Dawson R, Felheim R, Phillips M I
Department of Pharmacodynamics, College of Pharmacy, University of Florida, Gainesville 32610.
Eur J Pharmacol. 1993 Aug 24;240(2-3):277-82. doi: 10.1016/0014-2999(93)90909-2.
A series of dopamine receptor agonists and antagonists were tested in a renal epithelial cell line (LLC-PK1) for their ability to alter renal dopamine synthesis and secretion. LLC-PK1 cells were incubated with L-3,4-dihydroxyphenylalanine (L-dopa) (250 microM) in the presence and absence of dopaminergic drugs known to be selective for dopamine receptor subtypes and total dopamine synthesis and dopamine secretion into the media were measured directly by high performance liquid chromatography (HPLC). Both dopamine receptor agonists and antagonist significantly inhibited dopamine secretion from LLC-PK1 cells at concentrations between 10-100 microM. The phenothiazines, chlorpromazine and trifluoperazine, also significantly inhibited aromatic amino acid decarboxylase activity at 100 microM. The mechanism of action for these dopaminergic drugs appeared to involve the inhibition of dopamine secretion from LLC-PK1 cells by direct competition for outward transport by an organic cation transporter. Inhibition of dopamine secretion by these drugs was usually accompanied by significant elevations of the intracellular stores of dopamine. The results of this study suggest that caution should be exhibited in the interpretation of experiments that employ high concentrations of dopamine drugs, in order to account for the potential interaction of these agents with the renal cation transport system.

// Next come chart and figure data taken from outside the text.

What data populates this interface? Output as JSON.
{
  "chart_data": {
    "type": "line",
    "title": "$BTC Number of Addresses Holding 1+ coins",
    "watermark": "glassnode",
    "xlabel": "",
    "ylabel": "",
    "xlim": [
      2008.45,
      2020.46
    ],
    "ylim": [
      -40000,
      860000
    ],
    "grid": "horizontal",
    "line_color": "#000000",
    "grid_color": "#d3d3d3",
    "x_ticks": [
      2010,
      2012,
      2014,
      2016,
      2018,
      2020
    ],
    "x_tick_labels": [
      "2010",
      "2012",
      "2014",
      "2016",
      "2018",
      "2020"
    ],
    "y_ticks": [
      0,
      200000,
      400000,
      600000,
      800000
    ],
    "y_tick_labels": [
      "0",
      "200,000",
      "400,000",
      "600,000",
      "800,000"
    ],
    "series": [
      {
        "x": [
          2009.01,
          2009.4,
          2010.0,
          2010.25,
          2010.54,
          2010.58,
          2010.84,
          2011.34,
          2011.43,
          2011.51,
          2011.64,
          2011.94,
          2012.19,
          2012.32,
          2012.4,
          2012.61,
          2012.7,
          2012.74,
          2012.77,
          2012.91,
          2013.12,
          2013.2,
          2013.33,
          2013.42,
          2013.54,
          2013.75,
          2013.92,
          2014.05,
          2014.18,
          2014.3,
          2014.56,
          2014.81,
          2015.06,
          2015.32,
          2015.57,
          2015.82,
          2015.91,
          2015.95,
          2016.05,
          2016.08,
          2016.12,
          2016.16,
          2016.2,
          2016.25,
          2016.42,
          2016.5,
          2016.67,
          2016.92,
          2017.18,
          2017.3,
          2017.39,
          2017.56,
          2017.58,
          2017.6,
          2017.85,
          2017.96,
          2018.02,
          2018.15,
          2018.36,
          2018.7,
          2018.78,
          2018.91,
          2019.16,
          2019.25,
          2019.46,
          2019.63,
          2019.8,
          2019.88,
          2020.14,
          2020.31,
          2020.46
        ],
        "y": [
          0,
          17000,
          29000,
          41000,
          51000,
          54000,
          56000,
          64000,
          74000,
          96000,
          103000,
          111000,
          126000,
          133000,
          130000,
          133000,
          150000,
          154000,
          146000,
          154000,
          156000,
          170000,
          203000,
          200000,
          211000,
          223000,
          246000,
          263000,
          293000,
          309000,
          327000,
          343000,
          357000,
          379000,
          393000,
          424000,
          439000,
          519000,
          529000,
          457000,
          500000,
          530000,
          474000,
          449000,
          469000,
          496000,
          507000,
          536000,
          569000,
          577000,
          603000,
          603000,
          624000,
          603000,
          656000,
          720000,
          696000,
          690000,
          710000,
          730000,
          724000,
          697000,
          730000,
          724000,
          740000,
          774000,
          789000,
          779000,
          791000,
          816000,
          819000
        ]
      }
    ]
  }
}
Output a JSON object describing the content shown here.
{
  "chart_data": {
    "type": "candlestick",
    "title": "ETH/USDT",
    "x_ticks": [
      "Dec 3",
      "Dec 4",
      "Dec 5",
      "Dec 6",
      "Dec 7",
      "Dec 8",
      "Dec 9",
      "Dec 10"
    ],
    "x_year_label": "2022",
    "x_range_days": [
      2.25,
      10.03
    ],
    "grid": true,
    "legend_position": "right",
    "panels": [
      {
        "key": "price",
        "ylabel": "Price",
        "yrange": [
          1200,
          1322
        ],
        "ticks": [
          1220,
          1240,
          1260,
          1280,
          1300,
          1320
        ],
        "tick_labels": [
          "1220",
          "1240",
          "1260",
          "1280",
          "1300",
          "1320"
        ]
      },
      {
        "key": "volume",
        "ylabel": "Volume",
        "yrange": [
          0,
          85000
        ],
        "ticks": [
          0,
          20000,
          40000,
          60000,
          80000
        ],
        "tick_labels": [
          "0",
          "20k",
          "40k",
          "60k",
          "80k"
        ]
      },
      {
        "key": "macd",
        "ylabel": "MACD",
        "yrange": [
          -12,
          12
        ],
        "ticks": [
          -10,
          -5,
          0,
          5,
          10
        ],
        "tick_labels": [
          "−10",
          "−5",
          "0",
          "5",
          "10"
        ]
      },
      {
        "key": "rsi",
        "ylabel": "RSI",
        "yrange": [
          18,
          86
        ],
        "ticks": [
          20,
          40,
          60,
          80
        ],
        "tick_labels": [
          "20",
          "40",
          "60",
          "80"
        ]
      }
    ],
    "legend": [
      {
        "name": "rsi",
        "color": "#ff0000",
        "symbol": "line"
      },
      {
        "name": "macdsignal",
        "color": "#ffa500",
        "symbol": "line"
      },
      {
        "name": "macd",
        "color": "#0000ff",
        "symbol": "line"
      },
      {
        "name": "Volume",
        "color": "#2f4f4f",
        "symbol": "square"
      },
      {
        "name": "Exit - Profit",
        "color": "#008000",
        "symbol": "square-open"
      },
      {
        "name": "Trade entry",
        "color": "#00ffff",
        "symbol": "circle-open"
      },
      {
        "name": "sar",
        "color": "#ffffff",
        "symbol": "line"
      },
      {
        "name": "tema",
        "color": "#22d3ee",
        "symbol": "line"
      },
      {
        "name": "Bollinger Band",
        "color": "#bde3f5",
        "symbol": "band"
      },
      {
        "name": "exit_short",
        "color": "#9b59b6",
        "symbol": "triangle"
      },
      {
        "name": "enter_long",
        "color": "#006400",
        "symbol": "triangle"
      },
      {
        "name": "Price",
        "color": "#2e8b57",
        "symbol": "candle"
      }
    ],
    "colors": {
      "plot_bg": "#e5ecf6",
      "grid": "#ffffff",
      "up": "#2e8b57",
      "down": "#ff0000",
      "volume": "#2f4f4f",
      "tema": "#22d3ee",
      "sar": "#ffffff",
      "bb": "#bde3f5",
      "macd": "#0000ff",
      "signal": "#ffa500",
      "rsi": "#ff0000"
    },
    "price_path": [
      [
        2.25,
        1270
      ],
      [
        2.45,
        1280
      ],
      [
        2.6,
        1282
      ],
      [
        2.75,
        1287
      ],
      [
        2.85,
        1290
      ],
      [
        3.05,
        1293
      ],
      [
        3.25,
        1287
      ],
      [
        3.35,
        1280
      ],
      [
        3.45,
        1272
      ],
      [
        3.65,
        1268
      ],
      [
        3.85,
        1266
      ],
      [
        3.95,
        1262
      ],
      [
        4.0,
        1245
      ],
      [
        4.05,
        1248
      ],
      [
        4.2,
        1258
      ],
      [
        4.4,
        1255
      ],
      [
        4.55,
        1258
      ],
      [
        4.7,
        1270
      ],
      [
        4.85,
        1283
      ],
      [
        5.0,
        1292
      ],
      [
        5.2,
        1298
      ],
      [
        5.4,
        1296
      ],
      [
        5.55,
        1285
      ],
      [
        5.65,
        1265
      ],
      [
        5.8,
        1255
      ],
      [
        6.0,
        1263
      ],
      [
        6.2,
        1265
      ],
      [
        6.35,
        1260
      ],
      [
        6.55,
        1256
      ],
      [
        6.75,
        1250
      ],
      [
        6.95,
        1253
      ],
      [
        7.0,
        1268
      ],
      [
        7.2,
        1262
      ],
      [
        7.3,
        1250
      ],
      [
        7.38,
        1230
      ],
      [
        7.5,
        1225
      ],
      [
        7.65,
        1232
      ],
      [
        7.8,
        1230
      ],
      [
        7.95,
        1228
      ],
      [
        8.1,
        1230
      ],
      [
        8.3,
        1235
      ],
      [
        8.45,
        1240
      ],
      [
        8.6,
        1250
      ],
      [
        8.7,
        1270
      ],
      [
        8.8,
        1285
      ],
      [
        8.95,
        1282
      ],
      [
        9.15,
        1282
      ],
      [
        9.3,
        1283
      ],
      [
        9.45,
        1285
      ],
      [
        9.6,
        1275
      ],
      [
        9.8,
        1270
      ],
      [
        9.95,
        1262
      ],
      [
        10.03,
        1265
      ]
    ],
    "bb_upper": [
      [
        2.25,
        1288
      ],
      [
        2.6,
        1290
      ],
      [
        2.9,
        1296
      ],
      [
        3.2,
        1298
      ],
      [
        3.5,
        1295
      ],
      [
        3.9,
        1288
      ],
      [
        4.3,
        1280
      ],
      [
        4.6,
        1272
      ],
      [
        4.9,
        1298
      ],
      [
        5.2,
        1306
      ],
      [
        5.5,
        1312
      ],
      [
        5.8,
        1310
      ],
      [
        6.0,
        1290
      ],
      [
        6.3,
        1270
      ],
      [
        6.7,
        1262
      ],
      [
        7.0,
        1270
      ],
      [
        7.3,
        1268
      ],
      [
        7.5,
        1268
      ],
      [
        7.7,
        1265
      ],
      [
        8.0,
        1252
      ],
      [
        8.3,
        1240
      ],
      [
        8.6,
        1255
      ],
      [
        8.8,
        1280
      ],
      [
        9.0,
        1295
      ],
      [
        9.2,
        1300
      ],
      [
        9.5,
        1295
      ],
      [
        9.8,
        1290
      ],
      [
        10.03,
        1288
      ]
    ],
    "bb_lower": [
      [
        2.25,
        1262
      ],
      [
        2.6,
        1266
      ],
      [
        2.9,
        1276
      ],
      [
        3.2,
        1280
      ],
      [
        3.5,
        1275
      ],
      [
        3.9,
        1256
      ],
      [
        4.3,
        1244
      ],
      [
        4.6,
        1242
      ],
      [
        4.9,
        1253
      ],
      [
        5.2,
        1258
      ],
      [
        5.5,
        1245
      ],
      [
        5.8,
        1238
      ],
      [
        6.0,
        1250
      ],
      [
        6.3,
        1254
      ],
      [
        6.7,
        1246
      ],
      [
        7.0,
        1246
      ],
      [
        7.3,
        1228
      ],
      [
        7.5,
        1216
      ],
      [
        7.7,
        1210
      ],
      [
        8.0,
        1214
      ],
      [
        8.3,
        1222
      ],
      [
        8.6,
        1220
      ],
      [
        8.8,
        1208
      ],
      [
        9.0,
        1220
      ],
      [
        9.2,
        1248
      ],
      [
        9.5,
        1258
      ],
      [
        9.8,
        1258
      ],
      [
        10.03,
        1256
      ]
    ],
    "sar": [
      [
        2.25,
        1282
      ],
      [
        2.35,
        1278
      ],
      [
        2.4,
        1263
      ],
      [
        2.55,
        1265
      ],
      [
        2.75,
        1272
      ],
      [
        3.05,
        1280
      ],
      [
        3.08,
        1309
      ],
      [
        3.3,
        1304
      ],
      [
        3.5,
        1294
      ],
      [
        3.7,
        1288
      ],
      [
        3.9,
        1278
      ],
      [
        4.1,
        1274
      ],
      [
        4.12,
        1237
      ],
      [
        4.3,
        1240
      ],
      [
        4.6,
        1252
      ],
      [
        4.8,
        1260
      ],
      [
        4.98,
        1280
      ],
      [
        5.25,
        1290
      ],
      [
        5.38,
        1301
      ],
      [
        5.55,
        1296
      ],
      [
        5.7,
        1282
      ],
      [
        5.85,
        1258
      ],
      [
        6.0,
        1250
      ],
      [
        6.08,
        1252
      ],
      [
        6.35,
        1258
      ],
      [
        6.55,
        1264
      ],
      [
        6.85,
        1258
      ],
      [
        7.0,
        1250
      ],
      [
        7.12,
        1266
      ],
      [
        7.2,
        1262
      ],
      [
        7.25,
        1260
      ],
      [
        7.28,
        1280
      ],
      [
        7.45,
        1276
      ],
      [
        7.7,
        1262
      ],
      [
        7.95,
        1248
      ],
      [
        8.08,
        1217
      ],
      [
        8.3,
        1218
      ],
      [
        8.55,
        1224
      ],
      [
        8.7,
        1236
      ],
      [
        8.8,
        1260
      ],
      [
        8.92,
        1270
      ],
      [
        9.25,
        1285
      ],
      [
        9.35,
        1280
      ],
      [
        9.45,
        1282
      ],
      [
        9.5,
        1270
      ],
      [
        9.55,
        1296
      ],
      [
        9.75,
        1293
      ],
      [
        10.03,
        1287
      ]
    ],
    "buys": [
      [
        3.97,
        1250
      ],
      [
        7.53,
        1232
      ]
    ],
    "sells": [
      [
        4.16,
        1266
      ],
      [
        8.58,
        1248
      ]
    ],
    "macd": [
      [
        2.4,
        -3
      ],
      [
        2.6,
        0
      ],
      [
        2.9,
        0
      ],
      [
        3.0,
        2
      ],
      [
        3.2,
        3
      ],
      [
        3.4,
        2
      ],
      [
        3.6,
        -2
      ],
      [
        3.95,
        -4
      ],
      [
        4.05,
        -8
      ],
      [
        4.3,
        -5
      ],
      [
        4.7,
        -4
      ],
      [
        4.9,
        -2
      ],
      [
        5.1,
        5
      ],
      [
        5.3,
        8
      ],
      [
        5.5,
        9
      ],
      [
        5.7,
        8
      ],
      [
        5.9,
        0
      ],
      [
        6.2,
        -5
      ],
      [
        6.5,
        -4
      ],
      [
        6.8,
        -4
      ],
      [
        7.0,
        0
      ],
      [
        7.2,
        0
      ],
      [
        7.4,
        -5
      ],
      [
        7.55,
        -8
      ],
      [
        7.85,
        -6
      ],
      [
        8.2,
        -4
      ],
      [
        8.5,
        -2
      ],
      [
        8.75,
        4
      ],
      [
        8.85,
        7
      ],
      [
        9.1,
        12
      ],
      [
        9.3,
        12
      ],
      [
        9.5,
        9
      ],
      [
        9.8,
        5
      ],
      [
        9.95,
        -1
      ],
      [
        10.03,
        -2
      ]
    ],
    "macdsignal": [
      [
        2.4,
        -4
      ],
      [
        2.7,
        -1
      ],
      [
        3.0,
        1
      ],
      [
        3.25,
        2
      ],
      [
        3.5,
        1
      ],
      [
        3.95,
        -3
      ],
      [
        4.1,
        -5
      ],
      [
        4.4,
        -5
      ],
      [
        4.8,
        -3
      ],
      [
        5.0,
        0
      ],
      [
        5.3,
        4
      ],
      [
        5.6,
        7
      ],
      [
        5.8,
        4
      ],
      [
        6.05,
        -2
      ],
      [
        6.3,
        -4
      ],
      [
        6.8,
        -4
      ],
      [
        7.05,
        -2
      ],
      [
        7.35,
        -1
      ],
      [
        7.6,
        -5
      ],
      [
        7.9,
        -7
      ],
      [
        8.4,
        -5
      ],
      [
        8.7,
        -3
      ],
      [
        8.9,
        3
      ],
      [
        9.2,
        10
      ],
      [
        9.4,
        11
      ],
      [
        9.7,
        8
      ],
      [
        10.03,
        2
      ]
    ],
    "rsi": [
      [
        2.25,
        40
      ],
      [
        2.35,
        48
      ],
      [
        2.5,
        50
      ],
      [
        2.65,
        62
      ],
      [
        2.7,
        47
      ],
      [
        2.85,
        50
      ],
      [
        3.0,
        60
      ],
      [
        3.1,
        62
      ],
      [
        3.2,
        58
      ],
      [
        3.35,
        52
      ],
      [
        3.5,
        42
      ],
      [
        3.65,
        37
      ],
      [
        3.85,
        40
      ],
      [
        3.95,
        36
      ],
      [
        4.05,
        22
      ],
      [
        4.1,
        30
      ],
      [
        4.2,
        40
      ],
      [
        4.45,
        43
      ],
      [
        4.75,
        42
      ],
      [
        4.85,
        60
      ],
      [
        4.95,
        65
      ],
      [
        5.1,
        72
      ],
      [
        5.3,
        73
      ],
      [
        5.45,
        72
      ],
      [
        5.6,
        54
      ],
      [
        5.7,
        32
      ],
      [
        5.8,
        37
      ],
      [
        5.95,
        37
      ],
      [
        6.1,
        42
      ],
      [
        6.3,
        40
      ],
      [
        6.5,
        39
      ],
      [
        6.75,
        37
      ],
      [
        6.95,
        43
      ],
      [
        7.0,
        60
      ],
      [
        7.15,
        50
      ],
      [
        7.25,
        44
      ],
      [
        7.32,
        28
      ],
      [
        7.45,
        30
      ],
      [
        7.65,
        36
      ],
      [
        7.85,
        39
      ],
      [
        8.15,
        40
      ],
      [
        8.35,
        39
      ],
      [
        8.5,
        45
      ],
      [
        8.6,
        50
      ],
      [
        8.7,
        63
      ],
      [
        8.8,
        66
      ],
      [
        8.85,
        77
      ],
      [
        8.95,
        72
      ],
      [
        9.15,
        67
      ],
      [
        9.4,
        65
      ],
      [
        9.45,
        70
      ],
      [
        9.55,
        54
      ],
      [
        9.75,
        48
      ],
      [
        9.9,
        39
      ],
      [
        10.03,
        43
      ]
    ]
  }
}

在一种肾上皮细胞系(LLC-PK1)中测试了一系列多巴胺受体激动剂和拮抗剂改变肾脏多巴胺合成与分泌的能力。将LLC-PK1细胞与L-3,4-二羟基苯丙氨酸(L-多巴)(250微摩尔)一起孵育,分别在存在和不存在已知对多巴胺受体亚型具有选择性的多巴胺能药物的情况下,通过高效液相色谱法(HPLC)直接测量总的多巴胺合成以及释放到培养基中的多巴胺分泌量。多巴胺受体激动剂和拮抗剂在10 - 100微摩尔的浓度下均能显著抑制LLC-PK1细胞的多巴胺分泌。吩噻嗪类药物氯丙嗪和三氟拉嗪在100微摩尔时也能显著抑制芳香族氨基酸脱羧酶的活性。这些多巴胺能药物的作用机制似乎涉及通过与有机阳离子转运体竞争外向转运,直接抑制LLC-PK1细胞的多巴胺分泌。这些药物对多巴胺分泌的抑制通常伴随着细胞内多巴胺储备的显著增加。本研究结果表明,在解释使用高浓度多巴胺药物的实验时应谨慎,以便考虑这些药物与肾脏阳离子转运系统的潜在相互作用。